We drove to a spot and were lucky enough to find a somewhat private little camp spot next to the creek and tucked against a hill that was perfect for climbing. The girls were so good on our drive and were so excited to be there - just as I suspected. By all accounts it was perfect. And for some reason, by the time we got home and I put my girls to bed I felt disappointed with myself. I have two of the most amazing little girls! They are so well behaved and so sweet! And despite all of the wonderful qualities of my girls, I still find myself with extremely high expectations for them and getting impatient with them. We have a wonderful companion in Mo and yet I get so frustrated with him, too - for doing dog things like heading straight for the creek and jumping in, then rather than sitting on his towel in the car, he jumps right to the drivers seat so that I get to ride home with damp pants. All things that I feel I am justified in being frustrated with. But I am so tired of being frustrated and impatient.
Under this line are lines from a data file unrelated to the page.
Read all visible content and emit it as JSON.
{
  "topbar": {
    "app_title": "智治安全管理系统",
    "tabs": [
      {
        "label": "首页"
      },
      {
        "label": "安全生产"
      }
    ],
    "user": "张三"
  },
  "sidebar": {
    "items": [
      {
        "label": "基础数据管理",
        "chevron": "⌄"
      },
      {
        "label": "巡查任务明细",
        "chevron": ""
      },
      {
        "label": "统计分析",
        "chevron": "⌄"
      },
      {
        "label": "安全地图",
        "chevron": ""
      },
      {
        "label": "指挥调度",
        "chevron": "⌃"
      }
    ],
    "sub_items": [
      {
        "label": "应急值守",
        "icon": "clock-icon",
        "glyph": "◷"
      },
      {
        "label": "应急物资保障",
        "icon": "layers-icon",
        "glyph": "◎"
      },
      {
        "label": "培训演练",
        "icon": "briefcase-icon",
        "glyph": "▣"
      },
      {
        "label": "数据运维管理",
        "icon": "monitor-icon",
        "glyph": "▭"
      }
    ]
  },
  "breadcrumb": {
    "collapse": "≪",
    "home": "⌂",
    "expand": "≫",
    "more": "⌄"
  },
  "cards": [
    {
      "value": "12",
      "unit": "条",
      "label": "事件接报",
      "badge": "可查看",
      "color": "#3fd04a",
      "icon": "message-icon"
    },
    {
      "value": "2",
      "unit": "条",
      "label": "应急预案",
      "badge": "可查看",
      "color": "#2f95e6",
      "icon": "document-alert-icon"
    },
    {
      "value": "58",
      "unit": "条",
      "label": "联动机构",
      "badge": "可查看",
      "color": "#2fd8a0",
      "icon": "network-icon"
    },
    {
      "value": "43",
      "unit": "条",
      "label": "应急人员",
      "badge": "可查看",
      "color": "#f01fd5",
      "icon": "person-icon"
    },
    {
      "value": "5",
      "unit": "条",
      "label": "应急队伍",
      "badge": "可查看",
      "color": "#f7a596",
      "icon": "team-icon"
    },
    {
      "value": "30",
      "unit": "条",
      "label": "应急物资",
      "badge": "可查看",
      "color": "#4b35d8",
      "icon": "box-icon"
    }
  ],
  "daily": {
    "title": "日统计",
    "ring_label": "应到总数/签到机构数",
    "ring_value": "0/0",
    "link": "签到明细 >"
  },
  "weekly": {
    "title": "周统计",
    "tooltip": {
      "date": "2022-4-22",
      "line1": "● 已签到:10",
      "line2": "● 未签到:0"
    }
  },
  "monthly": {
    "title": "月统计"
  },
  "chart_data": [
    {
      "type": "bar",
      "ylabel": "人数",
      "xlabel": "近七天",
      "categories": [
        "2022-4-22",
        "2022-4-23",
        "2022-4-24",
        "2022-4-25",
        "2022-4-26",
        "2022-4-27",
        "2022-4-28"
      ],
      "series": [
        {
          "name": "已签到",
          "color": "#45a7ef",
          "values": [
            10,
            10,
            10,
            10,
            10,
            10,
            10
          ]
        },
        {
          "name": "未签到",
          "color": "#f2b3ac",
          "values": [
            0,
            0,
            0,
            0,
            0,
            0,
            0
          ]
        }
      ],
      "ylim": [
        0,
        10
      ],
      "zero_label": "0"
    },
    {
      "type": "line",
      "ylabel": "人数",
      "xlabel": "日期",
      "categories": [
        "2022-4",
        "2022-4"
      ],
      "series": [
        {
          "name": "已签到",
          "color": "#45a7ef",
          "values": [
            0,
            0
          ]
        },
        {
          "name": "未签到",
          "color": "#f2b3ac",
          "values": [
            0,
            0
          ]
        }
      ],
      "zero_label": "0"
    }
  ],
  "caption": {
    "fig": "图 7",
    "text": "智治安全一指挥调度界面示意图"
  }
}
I don't like feeling inadequate because I know things would run more smoothly if Matthew were with us. I want to be a mom who feels that she knows what she is doing when we are out and about. I want to know where all the good hiking spots are that I could take my kids to. I just want things to be perfectly imperfect all the time, and when it doesn't happen like I envisioned, or when I feel stupid for trying to do something new - something out of my comfort zone, something that I feel could make me a better person to some extent - I get frustrated. I'm tired of feeling frustrated. 
I should say that I am not always frustrated. In fact, I feel that I have been grateful and happy far more than I have been frustrated. Maybe that's why the days when I feel a little down on myself get under my skin so easily. 
I love my family and I want to be a great mom for them. I don't want to compare myself to other moms. Moms who are good at making friends and moms who are amazing cooks and talk about how little they did that day but then continue to spout out a list far more extensive than my own. Moms who can take their kids hiking and camping and think nothing of it. I want to be those moms, though. It's hard not to compare myself to them. It's hard, because I try to do those things and I always feel as if I've failed, and it's frustrating.

pic.a.day {9.14 - 9.20}

 I am so excited for fall! I love that the leaves are starting to change!
 Alya lifting her "heaby" sleeping bag she got for her birthday.
 Happy birthday crazy girls! I love you so much!!
 The girls wouldn't sit together for a picture...but that's okay! I like pictures of just Alya...
 ...and of just Lyla. Especially when the backdrop has such gorgeous fall colors!
 Alya loves playing stickers - she really loves when Grandma can help her!
Sticker nose.

pic.a.day {9.7 - 9.13}

Sorry for all of the phone pictures this week...also, sorry that all of these pictures are from the same day. We always love fishing, though!